舞鶴高専・堅田さん ペタンクで世界へ

舞鶴高専・堅田さん ペタンクで世界へ

投稿日時:2020年3月6日

19bf77507a942711e82db187b210346e-e1586487520485
世界選手権での試合の様子
494949914556091d9a347550f2e42789-e1586487574501
チームメンバーと活躍を誓う堅田さん(右)

 日本では馴染みの薄いスポーツ、ペタンク。フランス発祥のこの球技で、舞鶴高専に通う堅田琴美さん(19)が世界選手権に出場し、その功績で舞鶴市優秀スポーツ賞が授与された。堅田さんは新たな飛躍を誓って、日々練習に励んでいる。



*     *     *     *



 ペタンクは1907年にフランスで考案された球技。名称は南フランス・プロヴァンスの方言「ピエ・タンケ(両足を揃えて)」に由来するという。競技にはトリプルス、ダブルス、シングルスと、3つの形式があり、重さ約680g程度のボールを使用する。
 ルールは陸上版カーリングのようなもの。

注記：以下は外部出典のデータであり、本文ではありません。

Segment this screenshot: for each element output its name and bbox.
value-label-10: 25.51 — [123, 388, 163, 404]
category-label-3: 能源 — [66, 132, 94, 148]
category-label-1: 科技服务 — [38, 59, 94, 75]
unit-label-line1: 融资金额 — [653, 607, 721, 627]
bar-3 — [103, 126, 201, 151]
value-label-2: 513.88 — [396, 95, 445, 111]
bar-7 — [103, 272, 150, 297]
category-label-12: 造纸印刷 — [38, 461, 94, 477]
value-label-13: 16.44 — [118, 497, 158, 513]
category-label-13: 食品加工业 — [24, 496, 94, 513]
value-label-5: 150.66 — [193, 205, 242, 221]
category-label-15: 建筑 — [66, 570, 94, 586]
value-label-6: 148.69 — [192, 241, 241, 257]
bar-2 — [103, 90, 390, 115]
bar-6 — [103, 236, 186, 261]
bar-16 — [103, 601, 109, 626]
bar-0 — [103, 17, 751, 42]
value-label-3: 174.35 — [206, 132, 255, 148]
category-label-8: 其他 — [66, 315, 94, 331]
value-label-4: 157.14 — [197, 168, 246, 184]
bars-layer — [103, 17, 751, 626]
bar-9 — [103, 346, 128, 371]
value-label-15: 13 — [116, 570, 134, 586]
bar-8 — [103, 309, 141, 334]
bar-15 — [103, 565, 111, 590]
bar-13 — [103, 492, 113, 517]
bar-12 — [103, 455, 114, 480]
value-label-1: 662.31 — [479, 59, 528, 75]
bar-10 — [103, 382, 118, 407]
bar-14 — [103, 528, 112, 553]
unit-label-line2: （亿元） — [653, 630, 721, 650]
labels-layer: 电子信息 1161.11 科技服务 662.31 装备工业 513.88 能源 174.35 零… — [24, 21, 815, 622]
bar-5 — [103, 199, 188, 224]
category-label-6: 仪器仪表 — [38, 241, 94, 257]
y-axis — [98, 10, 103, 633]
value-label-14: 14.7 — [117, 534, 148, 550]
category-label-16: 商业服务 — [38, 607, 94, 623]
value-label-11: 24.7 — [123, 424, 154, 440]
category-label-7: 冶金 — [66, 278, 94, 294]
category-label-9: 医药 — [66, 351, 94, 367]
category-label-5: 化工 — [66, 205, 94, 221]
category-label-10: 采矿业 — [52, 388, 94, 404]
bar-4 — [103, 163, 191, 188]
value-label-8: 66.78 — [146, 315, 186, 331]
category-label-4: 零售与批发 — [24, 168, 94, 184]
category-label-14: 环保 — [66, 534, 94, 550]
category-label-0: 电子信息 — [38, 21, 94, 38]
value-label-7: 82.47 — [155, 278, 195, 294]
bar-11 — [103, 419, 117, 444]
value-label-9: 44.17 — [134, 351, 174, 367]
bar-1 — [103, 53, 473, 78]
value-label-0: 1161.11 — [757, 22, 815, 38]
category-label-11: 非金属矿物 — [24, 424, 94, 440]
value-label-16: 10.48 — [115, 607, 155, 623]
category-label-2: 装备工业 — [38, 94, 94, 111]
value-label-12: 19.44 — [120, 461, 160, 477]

多くは砂利等のコートで行われるため、カーリングのように氷上を磨く動作はないが、決められた持ち球でいかに木製の目標球に近づけられるかを競う。相手の球を弾き飛ばしたりと戦略性に富み、正確に球を投げる技術はもちろん、先を読む思考力も問われる。特別な競技場の必要がなく、公園などで親しめるため、発祥のフランスではおよそ500万人の競技人口があるという。
 日本ではマイナースポーツのペタンクに魅せられ、競技生活が10年を超えた堅田さん。世界選手権への出場を、「良い経験だった」と振り返りながら、「ペタンクの素晴らしさ、面白さを多くの人たちに伝えたい」と屈託のない笑顔を見せた。



【老若男女・誰もが輝ける スポーツ】



 堅田さんが生まれたのは京都・嵐山。三人姉妹の末っ子だった。
ペタンクは、父の博さん(45)と母の桂子さん(47)の影響で始めた。堅田さんがおなかにいる頃から競技にのめりこんでいた両親。「やってみたいな」が実現したのは小学2年生の時だった。
 「とにかく周りの人にちやほやされました」と堅田さんは競技を始めた頃を振り返る。当時から競技者の平均年齢が高いスポーツで、両親でさえ若手。時にトリプルスで両親とチームを組んだりしながら、堅田さんは競技者としての経験を蓄えていった。
 「同じスポーツをする家族が、敵になったり味方になったり。そんなスポーツ、他にありますか」と堅田さん。幅広い年齢層の人たちが同じ立場で競技し、互いに切磋琢磨できることがペタンクの魅力だという。
 日々の鍛錬でつかんだ世界選手権は、トリプルスでの出場。メンバーはいずれも大きく年上の3人で、堅田さんは3月、5月に開催された国内選考会をトップで通過し、その結果で結成されたチームだった。
 カンボジアで行われた世界選手権では、予選リーグでの勝利はあったが、世界の高い壁を痛感した。
 しかし堅田さんは、「外国選手はレベルが高く、投げ方から戦略まで勉強になることばかり。刺激をエネルギーに変えて、高みを目指したい」と前を向く。両親とともに日本代表の強化指定選手になっている堅田さん。選手寿命の長い競技だけに、まだその競技人生は始まったばかりだとも言える。
 自身の飛躍と、競技の普及と。19歳の曇りなき瞳は、輝かしい未来を見据えている。